Retinoblastoma (RB) is the most common primary intraocular malignancy in children. Somatic inactivation of both alleles of the RB1 tumor suppressor gene in a developing retina is a crucial event in the initiation of tumorigenesis in most cases of isolated unilateral retinoblastoma. We analyzed the DNA from tumor tissue and peripheral blood of a unilateral retinoblastoma patient to determine the RB1 mutation status and to provide an accurate genetic counseling. A comprehensive approach, based on our previous experience, was used to identify the causative RB1 mutations. Screening for RB1 mutations was performed by PCR direct sequencing, multiplex ligation-dependent probe amplification (MLPA) and Real Time-PCR analyses. Three different mutations were identified in the tumor DNA, which were absent in blood DNA. The somatic origin of these mutations was vital to rule out the heritable condition in this patient.

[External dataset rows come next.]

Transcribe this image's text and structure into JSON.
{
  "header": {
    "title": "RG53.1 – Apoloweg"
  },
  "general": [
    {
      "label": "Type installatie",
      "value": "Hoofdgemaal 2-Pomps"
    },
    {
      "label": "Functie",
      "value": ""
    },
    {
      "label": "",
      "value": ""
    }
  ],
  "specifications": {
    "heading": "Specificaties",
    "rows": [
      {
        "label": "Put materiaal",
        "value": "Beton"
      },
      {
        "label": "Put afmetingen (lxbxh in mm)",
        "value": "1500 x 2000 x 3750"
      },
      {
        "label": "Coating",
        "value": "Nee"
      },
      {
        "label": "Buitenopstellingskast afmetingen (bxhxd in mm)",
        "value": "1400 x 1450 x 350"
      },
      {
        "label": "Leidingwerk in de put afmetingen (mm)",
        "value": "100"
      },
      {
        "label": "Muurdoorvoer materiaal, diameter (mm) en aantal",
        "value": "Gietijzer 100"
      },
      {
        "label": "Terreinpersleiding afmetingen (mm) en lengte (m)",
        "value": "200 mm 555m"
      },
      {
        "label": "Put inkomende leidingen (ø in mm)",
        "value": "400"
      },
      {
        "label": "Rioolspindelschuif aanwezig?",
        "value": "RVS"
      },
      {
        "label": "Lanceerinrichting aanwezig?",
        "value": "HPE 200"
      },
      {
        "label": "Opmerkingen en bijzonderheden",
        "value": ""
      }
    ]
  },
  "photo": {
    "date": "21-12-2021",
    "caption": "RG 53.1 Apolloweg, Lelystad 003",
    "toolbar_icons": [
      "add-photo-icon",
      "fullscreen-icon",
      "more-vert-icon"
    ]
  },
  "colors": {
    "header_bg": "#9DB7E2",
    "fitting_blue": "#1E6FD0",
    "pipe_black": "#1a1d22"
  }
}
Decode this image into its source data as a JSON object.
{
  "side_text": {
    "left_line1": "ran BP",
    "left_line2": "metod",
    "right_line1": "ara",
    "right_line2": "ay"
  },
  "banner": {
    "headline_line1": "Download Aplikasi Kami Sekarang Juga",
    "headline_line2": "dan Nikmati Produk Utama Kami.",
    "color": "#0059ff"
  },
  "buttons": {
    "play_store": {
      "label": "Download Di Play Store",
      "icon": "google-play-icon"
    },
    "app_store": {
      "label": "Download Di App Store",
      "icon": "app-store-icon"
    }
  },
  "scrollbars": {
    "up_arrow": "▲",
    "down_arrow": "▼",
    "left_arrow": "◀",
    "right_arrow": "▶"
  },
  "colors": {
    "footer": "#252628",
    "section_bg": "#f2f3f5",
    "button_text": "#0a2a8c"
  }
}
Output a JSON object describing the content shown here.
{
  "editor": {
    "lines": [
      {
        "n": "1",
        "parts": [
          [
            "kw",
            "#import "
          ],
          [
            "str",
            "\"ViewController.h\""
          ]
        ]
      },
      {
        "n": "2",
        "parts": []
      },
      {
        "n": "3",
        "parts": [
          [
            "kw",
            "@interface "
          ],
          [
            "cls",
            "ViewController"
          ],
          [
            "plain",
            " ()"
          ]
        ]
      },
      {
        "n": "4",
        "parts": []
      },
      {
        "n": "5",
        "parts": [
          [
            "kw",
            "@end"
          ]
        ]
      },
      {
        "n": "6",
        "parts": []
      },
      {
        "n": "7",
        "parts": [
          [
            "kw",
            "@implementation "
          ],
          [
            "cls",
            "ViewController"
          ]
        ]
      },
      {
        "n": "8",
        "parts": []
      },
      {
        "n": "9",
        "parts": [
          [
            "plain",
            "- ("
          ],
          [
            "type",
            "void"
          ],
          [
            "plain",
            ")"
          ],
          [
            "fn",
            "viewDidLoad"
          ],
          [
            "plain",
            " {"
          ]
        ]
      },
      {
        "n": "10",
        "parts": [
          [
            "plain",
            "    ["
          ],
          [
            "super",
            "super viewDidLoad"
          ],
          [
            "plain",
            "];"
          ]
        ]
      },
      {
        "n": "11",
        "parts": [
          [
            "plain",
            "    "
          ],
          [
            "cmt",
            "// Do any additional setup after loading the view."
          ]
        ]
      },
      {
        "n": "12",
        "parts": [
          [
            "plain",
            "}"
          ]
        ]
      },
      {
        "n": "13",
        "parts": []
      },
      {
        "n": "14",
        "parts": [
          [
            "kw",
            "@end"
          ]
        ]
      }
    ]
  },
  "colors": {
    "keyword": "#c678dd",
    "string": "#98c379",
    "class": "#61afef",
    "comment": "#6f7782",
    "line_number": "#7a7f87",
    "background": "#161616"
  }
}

Key words: Retinoblastoma; RB1 tumor suppressor gene; Mutations.

Resumen

Mutaciones somáticas raras en un paciente con retinoblastoma unilateral

El retinoblastoma (RB) es el cáncer ocular más común de la niñez. La inactivación somática de ambos alelos del gen supresor de tumores RB1 en la retina en desarrollo es un evento crucial en la iniciación de la tumorigénesis en la mayoría de los casos de retinoblastoma unilateral. Nosotros analizamos el ADN de tumor y de sangre periférica de un paciente con retinoblastoma unilateral para identificar las mutaciones y así proveer un asesoramiento genético a la familia. Para ello utilizamos un protocolo basado en nuestra previa experiencia para identificar todas las mutaciones en el gen RB1 que causaron el RB. El rastreo de mutaciones se realizó por medio de los siguientes análisis: PCR-secuenciación, amplificación multiplex de sondas ligadas (MLPA) y PCR-Tiempo Real. Se encontraron tres mutaciones diferentes en el ADN del tumor, las cuales estaban ausentes en el ADN de la sangre. El origen somático de estas mutaciones es importante para indicar que la enfermedad no es hereditaria.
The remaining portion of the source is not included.